Nel counseling si trovano tre setting tra cui si ha libera scelta.

1) Percorsi formativi e post laurea

I percorsi post laurea e formativi propongono ai ruoli professionali un apprendimento su tutti i contenuti della materia, su expertise e know how di tipo sia tecnico che specialistico.

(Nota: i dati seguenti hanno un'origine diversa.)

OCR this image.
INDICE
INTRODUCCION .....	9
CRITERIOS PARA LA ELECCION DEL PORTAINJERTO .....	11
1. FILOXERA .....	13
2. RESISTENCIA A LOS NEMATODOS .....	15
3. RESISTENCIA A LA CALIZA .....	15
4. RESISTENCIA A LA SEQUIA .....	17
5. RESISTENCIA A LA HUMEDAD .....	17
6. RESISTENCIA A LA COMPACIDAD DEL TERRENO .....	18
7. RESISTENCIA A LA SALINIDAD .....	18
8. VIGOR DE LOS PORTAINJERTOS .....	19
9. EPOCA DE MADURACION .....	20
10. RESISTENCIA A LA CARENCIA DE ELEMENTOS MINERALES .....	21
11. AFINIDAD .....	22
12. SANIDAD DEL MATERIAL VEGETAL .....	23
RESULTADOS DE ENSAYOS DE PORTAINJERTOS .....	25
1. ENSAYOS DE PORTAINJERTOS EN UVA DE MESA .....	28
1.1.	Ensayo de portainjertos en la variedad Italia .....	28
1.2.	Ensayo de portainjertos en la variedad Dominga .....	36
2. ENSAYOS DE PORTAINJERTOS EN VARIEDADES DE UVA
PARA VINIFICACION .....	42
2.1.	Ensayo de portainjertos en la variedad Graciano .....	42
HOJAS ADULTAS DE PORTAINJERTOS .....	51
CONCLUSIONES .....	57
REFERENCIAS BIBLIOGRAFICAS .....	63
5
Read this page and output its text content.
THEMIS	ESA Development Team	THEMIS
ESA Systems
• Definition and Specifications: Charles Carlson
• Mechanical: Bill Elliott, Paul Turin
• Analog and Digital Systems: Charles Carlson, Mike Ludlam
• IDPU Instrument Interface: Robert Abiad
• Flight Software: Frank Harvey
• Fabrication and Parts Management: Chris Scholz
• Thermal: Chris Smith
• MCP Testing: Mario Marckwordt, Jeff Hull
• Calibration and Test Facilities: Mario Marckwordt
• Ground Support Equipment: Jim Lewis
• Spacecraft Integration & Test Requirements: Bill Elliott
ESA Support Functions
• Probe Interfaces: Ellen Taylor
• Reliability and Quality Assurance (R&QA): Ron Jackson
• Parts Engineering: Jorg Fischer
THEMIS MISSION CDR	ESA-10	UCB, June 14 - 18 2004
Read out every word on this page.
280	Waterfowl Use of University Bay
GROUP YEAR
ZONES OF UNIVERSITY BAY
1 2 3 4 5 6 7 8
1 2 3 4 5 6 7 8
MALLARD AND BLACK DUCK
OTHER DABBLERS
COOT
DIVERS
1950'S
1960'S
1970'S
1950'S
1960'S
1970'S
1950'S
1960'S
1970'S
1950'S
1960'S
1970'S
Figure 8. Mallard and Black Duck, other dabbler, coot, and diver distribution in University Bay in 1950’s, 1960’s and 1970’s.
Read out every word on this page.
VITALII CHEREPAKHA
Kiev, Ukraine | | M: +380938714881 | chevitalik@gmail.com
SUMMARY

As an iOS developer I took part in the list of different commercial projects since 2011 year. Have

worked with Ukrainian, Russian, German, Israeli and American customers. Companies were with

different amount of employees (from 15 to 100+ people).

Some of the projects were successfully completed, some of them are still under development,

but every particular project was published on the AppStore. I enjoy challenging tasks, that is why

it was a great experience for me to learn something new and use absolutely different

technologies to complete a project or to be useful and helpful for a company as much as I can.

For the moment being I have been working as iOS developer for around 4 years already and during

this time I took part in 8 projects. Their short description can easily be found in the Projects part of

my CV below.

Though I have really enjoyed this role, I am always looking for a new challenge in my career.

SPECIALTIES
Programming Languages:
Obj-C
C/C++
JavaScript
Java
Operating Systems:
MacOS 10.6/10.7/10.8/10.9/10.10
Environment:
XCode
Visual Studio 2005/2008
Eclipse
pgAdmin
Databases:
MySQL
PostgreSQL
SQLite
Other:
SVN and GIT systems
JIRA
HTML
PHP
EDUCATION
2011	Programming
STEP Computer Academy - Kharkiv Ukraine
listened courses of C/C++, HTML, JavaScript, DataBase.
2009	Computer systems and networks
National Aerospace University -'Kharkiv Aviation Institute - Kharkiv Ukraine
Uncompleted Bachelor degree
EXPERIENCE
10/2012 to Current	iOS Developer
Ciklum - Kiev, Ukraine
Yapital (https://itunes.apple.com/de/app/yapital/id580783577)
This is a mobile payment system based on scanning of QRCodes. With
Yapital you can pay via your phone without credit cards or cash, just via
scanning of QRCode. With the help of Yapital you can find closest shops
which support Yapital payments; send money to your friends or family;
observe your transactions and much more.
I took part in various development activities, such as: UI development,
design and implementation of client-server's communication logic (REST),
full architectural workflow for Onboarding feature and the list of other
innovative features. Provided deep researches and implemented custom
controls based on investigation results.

Lo scopo è quello di fornire molteplici opportunità professionali per far sentire la persona sicura e in grado di orientarsi nei numerosi contesti in cui dovrà confrontarsi. Questo percorso è adatto a tutti i giovani appena laureati che vogliono acquisire le conoscenze base prima di avvicinarsi al mondo del lavoro, ma anche per le persone più adulte che vogliono cambiare il settore di impiego o il proprio ruolo professionale. L’apprendimento riservato agli adulti di distingue da quello impartito ai giovani. Rispetto a quello scolastico, l’adulto si interroga maggiormente sull’utilità di tutto ciò che gli viene insegnato, e su come può integrare la sua esperienza lavorativa già avviata, ma soprattutto su come la nuova formazione potrà favorire il processo di cambiamento. Questo strumento è molto utile per supportare il concetto che la formazione esce e deve uscire dall’aula e che deve sfruttare in modo sinergico varie tecniche. Si utilizzano in momenti importanti, critici e/o di snodo di processo, quando diventa cruciale supportare la persona nel trovare senso in ciò che accade, nell’attivare le proprie migliori capacità, nell’impostare salti di qualità.

2) Percorsi formativi realizzati nell’organizzazione di lavoro

Per quanto riguarda il processo formativo nell’ambito dell’organizzazione del lavoro ci sono diverse tipologie di formazione:

  • formazione di tipo tecnico, che punta al salto di qualità atteso dai partecipanti;
  • formazione comportamentale, stimola la pensabilità e i nuovi modelli;
  • formazione manageriale, si rivolge ad aspetti hard e soft dei ruoli lavorativi;
  • formazione team building, l’attenzione è rivolta esclusivamente al gruppo e ai singoli;
  • formazione del potenziale, supporta le capacità sul medio pericolo.

Il colloquio in questo ambito viene vissuto come una significativa opportunità personale, ma anche come una sorta di naturale proseguimento dell’attività formativa. Anche in contesto professionale si rivela fondamentale, sempre e comunque, il contratto in particolare rispetto alla riservatezza dei contenuti che emergono in sede di colloquio.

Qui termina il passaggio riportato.